Мои статьи, естественно, вызывали возражения. И их было больше, чем согласия со мной. Хорошо, когда возражения сопровождались лишь квалификацией точнее, дисквалификацией, как "твердокаменный антибольшевик и страстный спорщик", который "не столько говорит, сколько изобличает", хотя, "если судить по обилию собранного им материала", он "часто высказывает верные мысли". Так писал о моей "Советской цивилизации" в "Новом Журнале" редактор "Нового Русского Слова", обозревая ее. В отзыве же об ответах на анкету о визите Милюкова тот же обозреватель писал, что я считал визит "ошибкой" (что было верно), "граничащей с глупостью или изменой" (чтоб было уже добавлено рецензентом), "ибо смысл существования эмиграции в существовании независимой и свободной критики советского управления, недоступной подсоветскому населению" (что было опять верно). Вейнбаум отдавал предпочтение ответу Соловейчика на анкету, "реального политика", а не "доктринера от политики", который не отказывался от "использования всякого мероприятия советского правительства для его критики".
Обычно возражения бывали пристрастны, - не только необоснованны и несправедливы, но и извращали сказанное или даже приписывали обратное тому, что я утверждал. Особенно возмущало такое извращение, когда оно исходило не от вражеских кругов - коммунистов или крайних реакционеров, - а от недавних единомышленников или вполне уважаемых авторов. Так не безызвестный А. Петрищев, бывший член редакции "Русского Богатства", входивший, как и я, в редакцию парижского еженедельника Керенского "Дни" и сотрудничавший в "Новом Русском Слове" задолго до моего появления в той же газете, в отзыве на наше разногласие с Милюковым, приписал мне будто я "поучительно повторил излюбленное изречение Игнатия Лойолы". На самом же деле всё обстояло как раз наоборот: именно это я ставил в упрек и вину Милюкову!
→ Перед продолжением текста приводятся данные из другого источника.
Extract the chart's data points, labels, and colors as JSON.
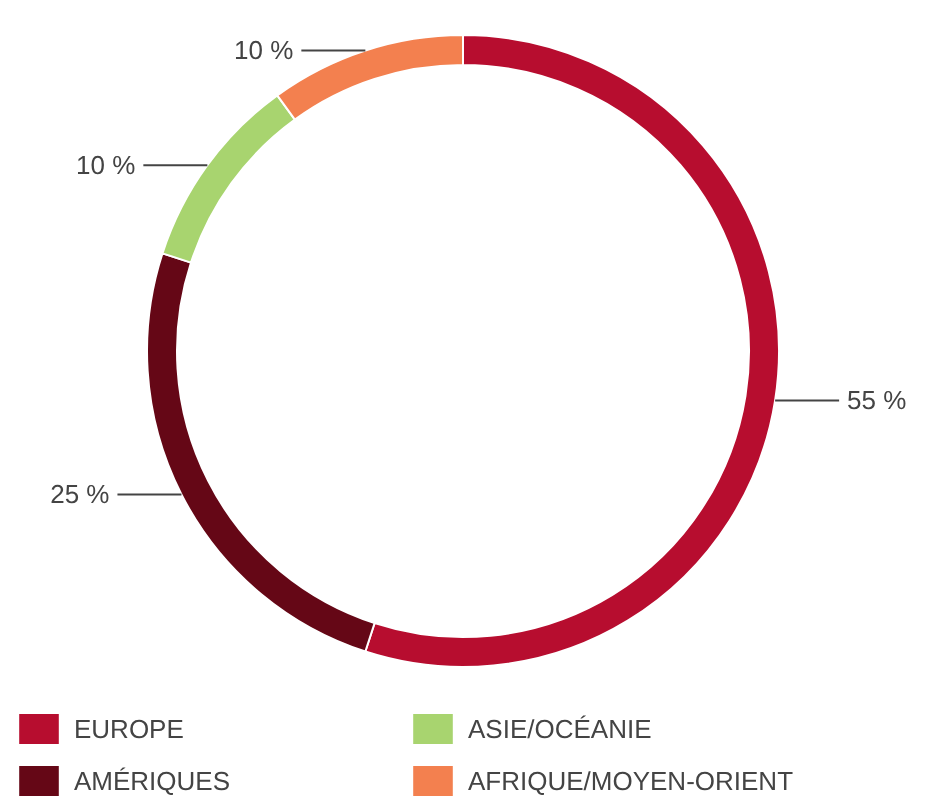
{
  "chart_data": {
    "type": "donut",
    "categories": [
      "EUROPE",
      "AMÉRIQUES",
      "ASIE/OCÉANIE",
      "AFRIQUE/MOYEN-ORIENT"
    ],
    "values": [
      55,
      25,
      10,
      10
    ],
    "colors": [
      "#b70d2f",
      "#650716",
      "#a8d46f",
      "#f3804f"
    ],
    "value_labels": [
      "55 %",
      "25 %",
      "10 %",
      "10 %"
    ],
    "legend": "bottom"
  }
}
Еще хуже было, когда выступали перекрасившиеся или новообращенные в советскую веру. Как все неофиты, они старались явить миру беззаветную преданность новой вере. Бывшие сотрудники гукасовского "Возрождения" - В. Татаринов, Любимов, Рощин - проделывали это аляповато, даже вульгарно. "Мы впервые за четверть века почувствовали себя русскими без всяких кавычек и оговорок", самоуничижительно заявил в печати Лев Любимов от себя и ему подобных. "Пусть нам будет дозволено сказать, что мы гордимся тем, что мы русские" ("Русский Патриот", Париж, 7. XI. 1944). Им "позволили". И таких "тоже русских" набралось немало.
{196} И на противоположном политическом фланге были захвачены аналогичными настроениями. Лидер левого крыла меньшевиков Дан сделал последние выводы из своей эволюции влево, начавшейся вслед за торжеством Октября, и стал амальгамировать демократию с диктатурой, меньшевизм с компартией. "Незачем возвращаться к тому, какой дорогой ценой крови, лишений, перенапряженного труда, режима несвободы была оплачена постройка этого (экономико-социального) фундамента (советского строя)". То, что получилось, "есть благо, которое надлежит приветствовать и культивировать", писал он в своем "Новом Пути", оставляя без ответа, для чего в таком случае нужен его "Новый Путь", когда существуют советские "Правда" и "Известия", и в чем смысл существования особой политической организации Дана?!
Всю жизнь Дан был на ножах с представителями более умеренных политических течений, чем то, к которому он принадлежал. Естественно, что Милюков был предметом особенно частых и излюбленных его атак. Почувствовав в новейших взглядах Милюкова близость к своим, он едва ли не впервые положительно оценил "зоркое предвидение" "самого крупного вождя былого русского либерализма" и весьма сурово отнесся к своим недавним сотоварищам по "Социалистическому Вестнику". На последний, как и на "За Свободу", возведен был одинаково беспочвенный поклеп - "в систематической подготовке психологии будущей войны" между союзниками и СССР.